# Seneca Saugeye



## chasing eyes (Nov 4, 2013)

I am on vacation next week and was thinking of making the 2hour trip down. I have only fished the lake once for a couple hours until my drunk acquaintance fell over and broke his nose on the side of my boat. 
My question being is it worth the trip down considering it is the dog days of summer. And where do I begin if I do go down (deep,shallow,points,or flats)
I will be fishing during daylight hours. And help is appreciated.


----------



## maynard (May 19, 2007)

My parents fish for saugeye there every week, but this year has been pretty dead. They have picked up a random keeper here and there, but not even one trip with 2 or more. I haven't heard anyone else braggin about the saugeye, either.


----------



## chasing eyes (Nov 4, 2013)

Thank you for the reply.
I might just stick with the Lake Erie eyes instead.


----------



## Dragline (Nov 26, 2007)

Oh, you could have a real good day as some guys hit the right day (weather/moon/wind) pending but I'd leave the drunken buddy at home for another boat mate  It's hit and miss right now..


----------



## Shortdrift (Apr 5, 2004)

Seneca is tough but can produce if you know where to fish or spend more time looking at the points, old roadbeds, sunken islands. vertical snap jigging or casting combined with snap jigging.
Blade baits as well as assorted Hopkins or Kastmaster spoons or similar presentations. Tried and true jig with piece of crawler but you will probably get a lot of cats and pesky panfish. A good lake chart will really help you. I personally would not drive two hours South when you have a productive Lake Erie available.


----------



## Lewis (Apr 5, 2004)

Seneca has been extremely tough this year.
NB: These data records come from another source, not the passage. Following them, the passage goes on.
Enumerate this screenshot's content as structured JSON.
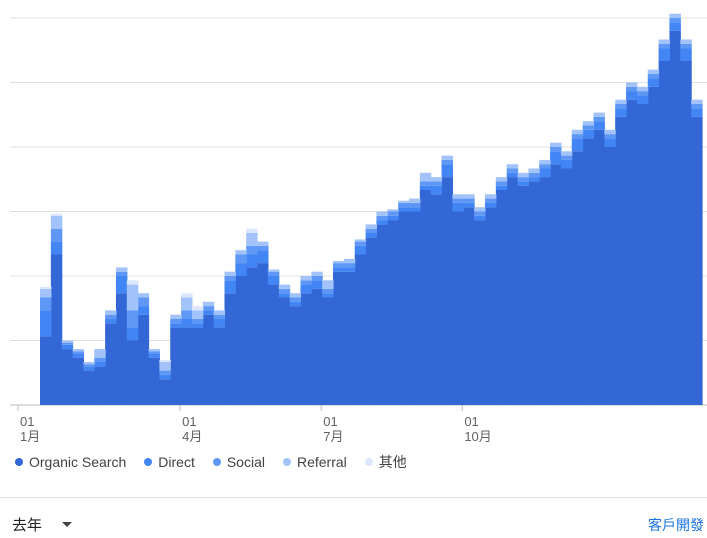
{
  "chart_data": {
    "type": "area",
    "stacked": true,
    "step": true,
    "title": "",
    "xlabel": "",
    "ylabel": "",
    "x_tick_labels": [
      {
        "day": "01",
        "month": "1月",
        "week": 0
      },
      {
        "day": "01",
        "month": "4月",
        "week": 13
      },
      {
        "day": "01",
        "month": "7月",
        "week": 26
      },
      {
        "day": "01",
        "month": "10月",
        "week": 39
      }
    ],
    "y_gridlines": 6,
    "y_tick_labels": [],
    "grid": true,
    "legend_position": "bottom-left",
    "series": [
      {
        "name": "Organic Search",
        "color": "#3367d6",
        "values": [
          1.6,
          3.5,
          1.3,
          1.1,
          0.8,
          0.9,
          1.9,
          2.6,
          1.5,
          2.1,
          1.1,
          0.6,
          1.8,
          1.8,
          1.8,
          2.1,
          1.8,
          2.6,
          3.0,
          3.2,
          3.3,
          2.8,
          2.5,
          2.3,
          2.6,
          2.7,
          2.5,
          3.1,
          3.1,
          3.5,
          3.9,
          4.2,
          4.3,
          4.5,
          4.5,
          5.0,
          4.9,
          5.3,
          4.5,
          4.6,
          4.3,
          4.6,
          5.0,
          5.3,
          5.1,
          5.2,
          5.3,
          5.6,
          5.5,
          5.9,
          6.2,
          6.4,
          6.0,
          6.7,
          7.1,
          7.0,
          7.4,
          8.0,
          8.7,
          8.0,
          6.7
        ]
      },
      {
        "name": "Direct",
        "color": "#4285f4",
        "values": [
          0.6,
          0.3,
          0.1,
          0.1,
          0.1,
          0.1,
          0.1,
          0.4,
          0.3,
          0.2,
          0.1,
          0.1,
          0.1,
          0.2,
          0.1,
          0.1,
          0.2,
          0.3,
          0.3,
          0.3,
          0.3,
          0.2,
          0.1,
          0.1,
          0.2,
          0.2,
          0.1,
          0.1,
          0.1,
          0.2,
          0.1,
          0.1,
          0.1,
          0.1,
          0.1,
          0.1,
          0.2,
          0.3,
          0.2,
          0.1,
          0.1,
          0.1,
          0.1,
          0.1,
          0.1,
          0.1,
          0.2,
          0.3,
          0.2,
          0.3,
          0.2,
          0.2,
          0.2,
          0.2,
          0.2,
          0.2,
          0.2,
          0.3,
          0.2,
          0.3,
          0.2
        ]
      },
      {
        "name": "Social",
        "color": "#5e97f6",
        "values": [
          0.3,
          0.3,
          0.05,
          0.05,
          0.05,
          0.1,
          0.1,
          0.1,
          0.4,
          0.2,
          0.05,
          0.1,
          0.1,
          0.2,
          0.1,
          0.1,
          0.1,
          0.1,
          0.2,
          0.2,
          0.1,
          0.1,
          0.1,
          0.1,
          0.1,
          0.1,
          0.1,
          0.1,
          0.1,
          0.1,
          0.1,
          0.1,
          0.1,
          0.1,
          0.1,
          0.1,
          0.1,
          0.1,
          0.1,
          0.1,
          0.1,
          0.1,
          0.1,
          0.1,
          0.1,
          0.1,
          0.1,
          0.1,
          0.1,
          0.1,
          0.1,
          0.1,
          0.1,
          0.1,
          0.1,
          0.1,
          0.1,
          0.1,
          0.1,
          0.1,
          0.1
        ]
      },
      {
        "name": "Referral",
        "color": "#a1c2fa",
        "values": [
          0.2,
          0.3,
          0.05,
          0.05,
          0.05,
          0.2,
          0.1,
          0.1,
          0.6,
          0.1,
          0.05,
          0.2,
          0.1,
          0.3,
          0.2,
          0.1,
          0.1,
          0.1,
          0.1,
          0.3,
          0.1,
          0.05,
          0.1,
          0.1,
          0.1,
          0.1,
          0.2,
          0.05,
          0.1,
          0.05,
          0.1,
          0.1,
          0.05,
          0.05,
          0.1,
          0.2,
          0.1,
          0.1,
          0.1,
          0.1,
          0.1,
          0.1,
          0.1,
          0.1,
          0.1,
          0.1,
          0.1,
          0.1,
          0.1,
          0.1,
          0.1,
          0.1,
          0.1,
          0.1,
          0.1,
          0.1,
          0.1,
          0.1,
          0.1,
          0.1,
          0.1
        ]
      },
      {
        "name": "其他",
        "color": "#dce7fc",
        "values": [
          0.05,
          0.05,
          0.0,
          0.0,
          0.0,
          0.0,
          0.0,
          0.0,
          0.1,
          0.0,
          0.0,
          0.05,
          0.0,
          0.1,
          0.1,
          0.0,
          0.0,
          0.0,
          0.0,
          0.1,
          0.0,
          0.0,
          0.0,
          0.0,
          0.0,
          0.0,
          0.0,
          0.0,
          0.0,
          0.0,
          0.0,
          0.0,
          0.0,
          0.0,
          0.0,
          0.0,
          0.0,
          0.0,
          0.0,
          0.0,
          0.0,
          0.0,
          0.0,
          0.0,
          0.0,
          0.0,
          0.0,
          0.0,
          0.0,
          0.0,
          0.0,
          0.0,
          0.0,
          0.0,
          0.0,
          0.0,
          0.0,
          0.0,
          0.0,
          0.0,
          0.0
        ]
      }
    ]
  },
  "footer": {
    "date_range": "去年",
    "report_link": "客戶開發"
  }
}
Lots of fish went out the gates through the dam. It lost a lot more fish than normal this year because they lowered the lake down 10 feet, not once but several times due to heavy spring rains. They had to keep dumping water to complete 2 new boat ramps at the Park Side campground. Probably take a few seasons to recover.


----------



## Lewzer (Apr 5, 2004)

Looks as though the outlet is Seneca Fork Wills Creek. Where does this dump to? It looks too far from the Muskingum River. It looks like it empties into Duck Creek that flows to the Ohio River.
Anyone fish downstream from Seneca?


----------



## chasing eyes (Nov 4, 2013)

Thanks Lewis for the info. I appreciate the honesty. I have been torn between Pleasant Hill and Seneca. Looks like Pleasant Hill is the winner.
I have been fishing Erie regularly but there is not much of a challenge this year fish are stacked everywhere. Plus it allways nice to be out to see nature not open water,seagulls,and biting flies.


----------



## multi species angler (Feb 20, 2006)

chasing eyes said:


> Thanks Lewis for the info. I appreciate the honesty. I have been torn between Pleasant Hill and Seneca. Looks like Pleasant Hill is the winner.
> I have been fishing Erie regularly but there is not much of a challenge this year fish are stacked everywhere. Plus it allways nice to be out to see nature not open water,seagulls,and biting flies.[/QUOTE
> Sounds like if you're looking for a challenge Seneca should have been the winner.


----------



## Dragline (Nov 26, 2007)

Boy does Seneca need a couple different/new public launch areas. Hate going there and having to park so far away or on the side of the entrance road to go fishing. When the fishing weather and fishing is good the (only)Dam public launch is packed/racked and stacked with trailers.


----------



## Roosted (Sep 28, 2014)

Good luck with Pleasant Hill and be careful ! That lake is a complete nut house in the summer. Sometimes it’s even crazy during the weekdays. Way to small of a lake for all of the boats and jet skis running every direction. Just my opinion. We Fish it sometimes early spring and late fall.


----------



## winguy7 (Mar 12, 2014)

Lewzer said:


> Looks as though the outlet is Seneca Fork Wills Creek. Where does this dump to? It looks too far from the Muskingum River. It looks like it empties into Duck Creek that flows to the Ohio River.
> Anyone fish downstream from Seneca?


It empties into wills, then the muskingum


----------



## Hatchetman (Apr 13, 2004)

Lewzer said:


> Looks as though the outlet is Seneca Fork Wills Creek. Where does this dump to? It looks too far from the Muskingum River. It looks like it empties into Duck Creek that flows to the Ohio River.
> Anyone fish downstream from Seneca?


Runs kinda northwest past Cambridge, Salt Fork outlet dumps into it then on to the Muskingum and Ohio River. Gets re-stocked pretty regulary....


----------



## mlkostur (Apr 27, 2015)

chasing eyes said:


> Thank you for the reply.
> I might just stick with the Lake Erie eyes instead.


I got to be honest, why would you consider Seneca when you could fish LE? Wave conditions would be the only detour if you ask me. If you want a challenge, try to get your limit of eyes all over 22" or get some chrome mixed in there. I have only had one bad day of flies on LE in the last 8 or so trips.


----------



## kdn (Apr 27, 2015)

My thoughts exactly ml. Why would you go to Seneca when you can fish Lake Erie and have a blast. We love fishing Seneca but Lake Erie is HOT HOT HOT.


----------